Jobs are still running on the HPC cluster as this cluster is not part of the Grid infrastructure.
SANREN fault
We have received the following communication regarding the SANREN link. During this time access to Grid resources may be degraded.
Hi All,
We have received further communications regarding the fault that we are currently experiencing.
The fault has, as stated, been confirmed to be on the TE-NORTH segment of the cable between Egypt and France, and based on what SEACOM has just sent us, this is confirmed as a problem on the undersea portion of the cable that will require physical work.
The expected time of repair is 5 to 10 days, as the boats require permits to sale which will take up to 5 days, and then there is an approximate week time frame after the granting of permits to actually sail, get to the problem point and repair.
As a result of this, during this period we will continue to utilize the DR bandwidth solution. TENET has contracted for 2gigabit of DR bandwidth, and while we acknowledge that this is probably going to be slightly saturated during this period, we believe that it should be enough capacity to keep the network running with only a small degradation of service.
In order to mitigate congestion on the network during this period, TENET has changed the bandwidth limiting device to acknowledge that it only has 2 gigabit of bandwidth available. This means that the burst ratios we apply on campuses will only apply if the bandwidth is available within the 2gigabit as a result:
If a site has 100mbit bandwidth limit, with a 10% burst level (as we apply in default situations):
The bandwidth controller will attempt to give the site their 100mbit per second as a priority. If the link is running below 2gig (I.E late at night) the site will receive their 10% burst and be able to run at 110mbit. If the link is running heavily utilized, the 10% burst will not be available.

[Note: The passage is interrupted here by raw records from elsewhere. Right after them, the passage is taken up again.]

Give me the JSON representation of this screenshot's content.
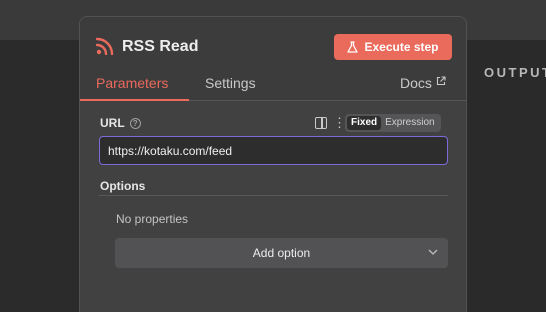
{
  "node": {
    "title": "RSS Read",
    "execute_label": "Execute step"
  },
  "tabs": [
    {
      "label": "Parameters",
      "active": true
    },
    {
      "label": "Settings",
      "active": false
    },
    {
      "label": "Docs",
      "active": false
    }
  ],
  "url_field": {
    "label": "URL",
    "value": "https://kotaku.com/feed",
    "mode_fixed": "Fixed",
    "mode_expression": "Expression",
    "active_mode": "Fixed"
  },
  "options": {
    "label": "Options",
    "empty_text": "No properties",
    "add_label": "Add option"
  },
  "output_label": "OUTPUT",
  "colors": {
    "accent": "#ea6a5c",
    "panel": "#414142",
    "input_border": "#7c6bd8"
  },
  "icons": [
    "rss-icon",
    "flask-icon",
    "external-link-icon",
    "help-icon",
    "panel-toggle-icon",
    "kebab-menu-icon",
    "chevron-down-icon"
  ]
}
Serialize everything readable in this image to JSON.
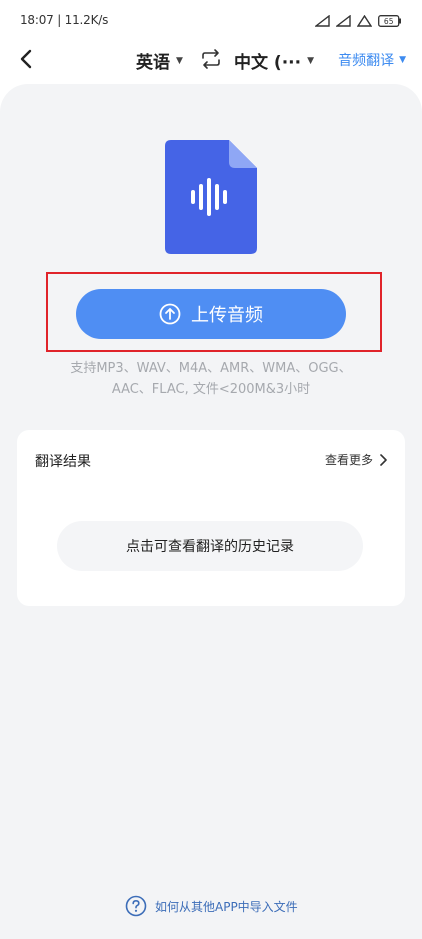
{
  "status_bar": {
    "text": "18:07 | 11.2K/s",
    "icons": [
      "signal-icon",
      "signal-icon",
      "wifi-icon",
      "battery-icon"
    ],
    "battery": "65"
  },
  "header": {
    "source_language": "英语",
    "target_language": "中文 (···",
    "mode": "音频翻译"
  },
  "upload": {
    "button_label": "上传音频",
    "formats_line1": "支持MP3、WAV、M4A、AMR、WMA、OGG、",
    "formats_line2": "AAC、FLAC, 文件<200M&3小时"
  },
  "results": {
    "title": "翻译结果",
    "view_more": "查看更多",
    "history_prompt": "点击可查看翻译的历史记录"
  },
  "help": {
    "label": "如何从其他APP中导入文件"
  },
  "colors": {
    "accent": "#4f8ef3",
    "highlight": "#e0232a",
    "file_icon": "#4564e6"
  }
}
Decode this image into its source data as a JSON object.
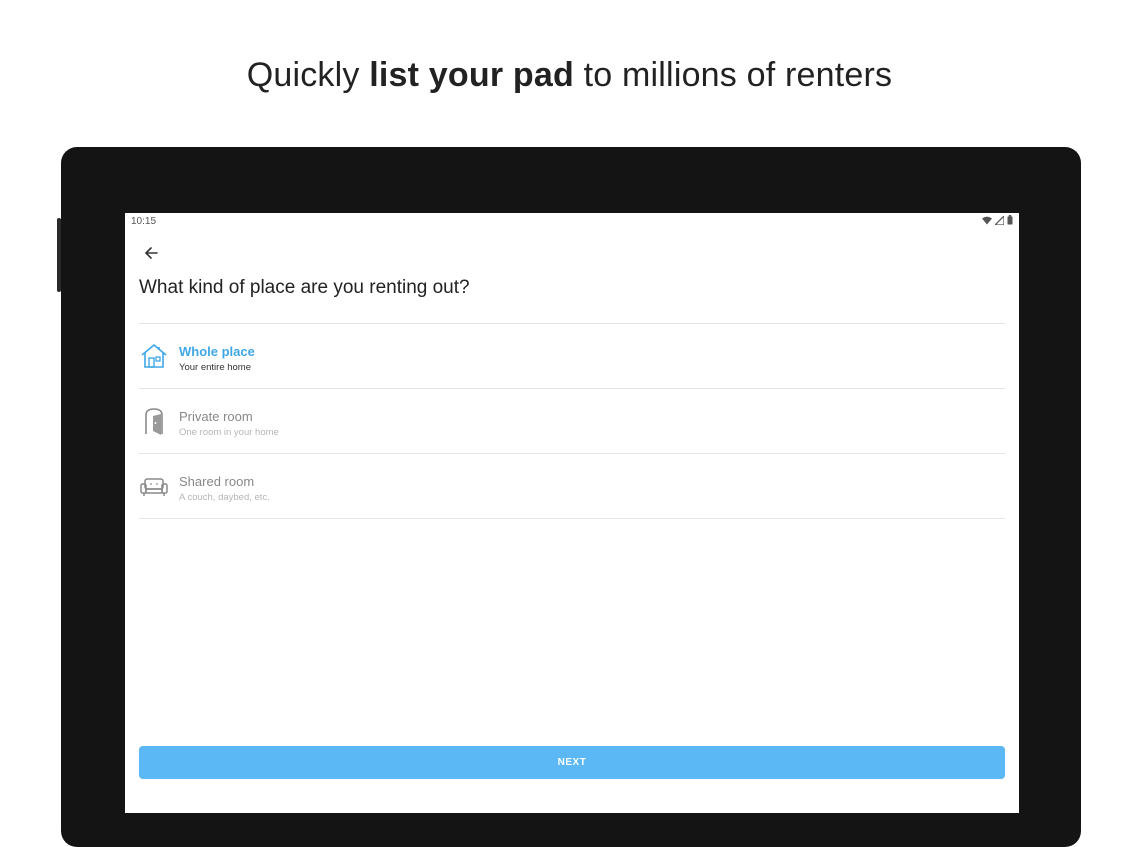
{
  "headline": {
    "pre": "Quickly ",
    "bold": "list your pad",
    "post": " to millions of renters"
  },
  "status_bar": {
    "time": "10:15",
    "icons": [
      "wifi-icon",
      "signal-icon",
      "battery-icon"
    ]
  },
  "screen": {
    "question": "What kind of place are you renting out?",
    "options": [
      {
        "title": "Whole place",
        "subtitle": "Your entire home",
        "icon": "house-icon",
        "selected": true
      },
      {
        "title": "Private room",
        "subtitle": "One room in your home",
        "icon": "door-icon",
        "selected": false
      },
      {
        "title": "Shared room",
        "subtitle": "A couch, daybed, etc.",
        "icon": "couch-icon",
        "selected": false
      }
    ],
    "next_label": "NEXT"
  },
  "colors": {
    "accent": "#3fa7e8",
    "button": "#5bb8f5",
    "device": "#141414"
  }
}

I have included SEACOM’s latest communication at the bottom of the email.
Many Thanks
Andrew Alston
TENET – Chief Technology Officer
SEACOM Communication:
As previously advised SEACOM's Mediterranean partner network is experiencing a service affecting outage between Abu Talat and Marseilles. This is currently impacting all of your services to Europe.
We have now received an indication of the ETR for the fault: permitting is expected to be completed within one week and the repairs are then expected to take 5 days. The repair vessel has been notified of the callout and mobilization will occur once permits are received.
SEACOM is continuing to work on additional restoration routes. As options become available your account manager will be in contact to discuss. Should you have specific requirements or wish to discuss options please contact your account manager.
We will continue to keep you informed on progress of the repair.